Chapter 1 - Preclinical Drug Development: Translating Basic Research into Clinical Work
The development of a new anti-cancer agent begins with the evaluation of its anti-tumour activity against a panel of malignant cell lines. These tests help to identify compounds that deserve further evaluation in animal models. Several methods exist to detect the anti-tumour effect of a new agent against tumour cell lines, such as anti-proliferative assays using incorporation of radioactive nucleotides like [3H] thymidine, direct cell counting, or colony formation. Others assess viability or growth using colorimetric assessment.
A screening model that has been very useful for the evaluation of hundreds of compounds is represented by the US National Cancer Institute screening model (NCI-60). It is composed of 60 different cell lines derived from the major human tumours and provides a source for rapid evaluation of the in vitro anti-tumour activity of new compounds. Every new agent is tested against each of the cell lines in order to evaluate its ability to inhibit growth or cause cell death. Based on parameters such as the concentrations of the drug that cause: growth inhibition of 50% of the cells (GI50), or total growth inhibition (TGI), or cytotoxic killing of 50% of the cells (LC50), a specific fingerprint is produced for each compound that can be compared with the activity of others with the same or different mechanisms of action.
Although the empirical screening of natural products has discovered anti-cancer drugs such as paclitaxel and trabectedin, the current strategy of drug discovery favours approaches that are rationally and biologically driven to develop agents that inhibit specific molecular targets involved in tumour formation and progression. This can be achieved through high-throughput screening of small-molecule libraries or through a more sophisticated structure-guided discovery approach that leads to the identification of compounds that interfere with specific molecular targets. Lead compounds are subjected to specificity evaluations to test their ability to engage and interact with their putative molecular targets. Studies in vitro are therefore designed not only to show that a new agent has inhibitory or cytotoxic activity against cell lines, but also to demonstrate that it is able to produce target inhibition to support its underlying mechanism of action.
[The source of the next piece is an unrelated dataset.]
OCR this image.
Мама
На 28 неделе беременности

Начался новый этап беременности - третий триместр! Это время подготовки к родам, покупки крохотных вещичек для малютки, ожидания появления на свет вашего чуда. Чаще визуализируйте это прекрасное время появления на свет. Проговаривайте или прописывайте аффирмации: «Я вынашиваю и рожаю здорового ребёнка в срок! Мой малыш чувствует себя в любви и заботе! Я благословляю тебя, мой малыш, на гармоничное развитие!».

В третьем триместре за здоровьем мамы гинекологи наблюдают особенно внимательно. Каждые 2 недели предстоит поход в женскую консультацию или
The assessment of target inhibition of a new agent in vitro (in cell-based and non-cell-based assays) is generally based on the concentration of the drug necessary to inhibit the activity of its target. For many new agents that target specific enzymes, this is assessed by measurement of the concentration of the drug needed to produce 50% of enzymatic inhibition (IC50). Drugs that cause inhibition at low doses in vitro (i.e. IC50 at low nanomolar range) are preferred, as they more likely result in favourable therapeutic index in clinical studies. The IC50 against other enzymes in the same family must also be determined in order to define the specificity of the agent against its target. If a drug inhibits several enzymes at low IC50, it may act by modulating different targets. This finding must be taken into consideration when studying the mechanism of anti-tumour activity of a new drug, and it may also raise the possibility of undesirable side effects due to multiple target inhibition.
While in vitro studies using tumour cell lines represent an initial step in the evaluation of anti-tumour activity and the elucidation of the mechanism of action of a new anti-cancer agent, they have limitations in predicting positive effects in animal models and, more importantly, in patients with cancer. In fact, cell lines present important biological differences from the tumours they derive from and they do not reflect the intricacy of human cancers and the complex interplay between cancer cells and their micro-environment. It has now become clear that important mechanisms of resistance to treatment depend on the relationships between cancer cells and the surrounding stromal cells and these conditions are not easy to reproduce in preclinical studies. The use of ex vivo models (i.e. using cells or tissues taken directly from patients and tested in an external environment with minimal artificial alterations), co-culture of tumour cells together with stroma cells and the development of in vitro models with tumour spheroids or multi-layered cells represent some of the possibilities to better reproduce in vitro the complexity of human tumours and the relationships with their micro-environment.
Recently, the discovery that specific genetic changes are responsible for the development of particular tumour types has permitted the anti-tumour activity of some new agents to be evaluated in tumour cell lines expressing these genetic changes. Furthermore, comparison of the behaviour of these agents in wild-type cell lines of the same tumour types can be informative. An example is represented by the anti-tumour activity of PARP inhibitors in the context of BRCA1/2-deficient cell lines in comparison with lack of activity in cell lines with heterozygous or wild-type BRCA1/2. The evidence from such in vitro studies was the basis for the subsequent clinical development of several PARP inhibitors for tumours bearing homozygous mutations in BRCA1/2 genes. The in vitro evaluation of a new agent’s anti-tumour activity against tumours with specific genetic changes may therefore provide a strong rationale to support its clinical development in a genetically selected patient population.